What I hope to achieve with A Private Eye Nature is not only a knowledge and love of Nature, that weak reflection of God's grandeur, but also to spark creativity through observation and consideration.

Newsweek ran an article this month about The Creativity Crisis in America.  According to the article:

"It’s too early to determine conclusively why U.S. creativity scores are declining. One likely culprit is the number of hours kids now spend in front of the TV and playing videogames rather than engaging in creative activities. Another is the lack of creativity development in our schools. In effect, it’s left to the luck of the draw who becomes creative: there’s no concerted effort to nurture the creativity of all children."

[Perhaps it is all those hours in school where the task is to learn what you are told in the manner in which you are expected, and we are not creative enough to design a better system.  And it is probably not so much "luck of the draw" as it is parental inspiration that determines who becomes creative.]

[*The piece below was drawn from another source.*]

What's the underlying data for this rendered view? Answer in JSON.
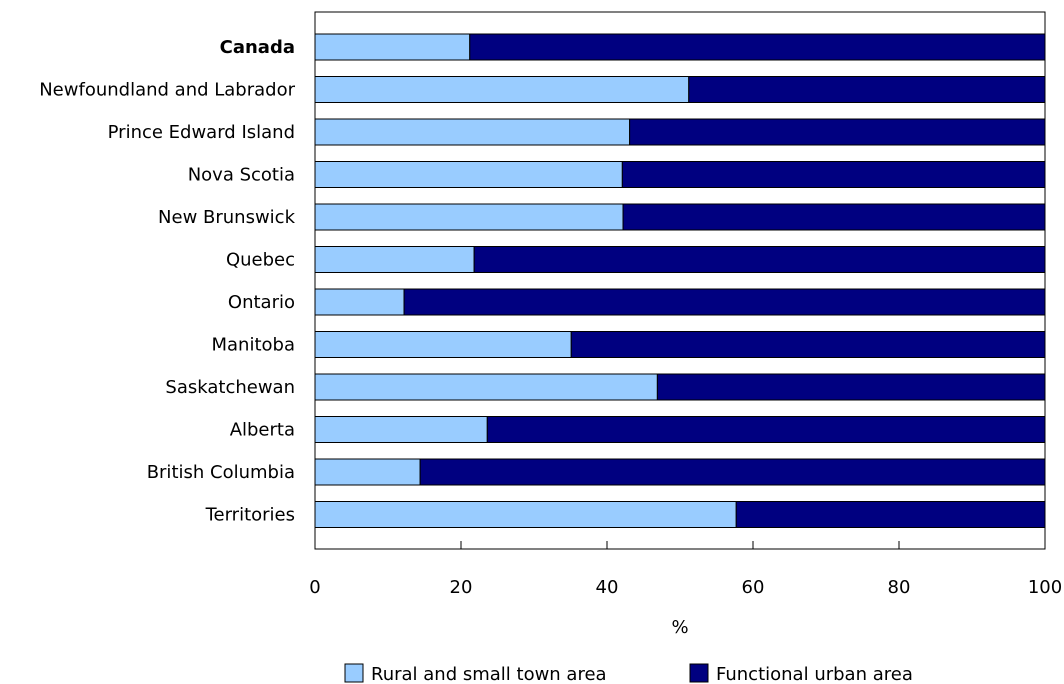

A lot is going on during the Compare and Consider steps that opens the door to Create; it has inspired so much creativity in my own mind.  My children, while showing a strong creative writing streak this past school year, have yet to be as inspired.  Maybe it shows a need for their creativity training and practice. Then again it may be all the other outdoor distractions summer brings that keeps them from sitting to write or draw.  Still, when they do take the time I see diamonds in the rough.

This is but one of many ways to build creativity in our children.  I see them spontaneously building pretend machines out of old bicycles and sticks, or putting each other in a sarcophagus made of pillows and being archeologists who discovers it, or racing spaceships made of toy desks in the playroom.  Perhaps they are destined to be great builders rather than great artists--or is there a difference, really?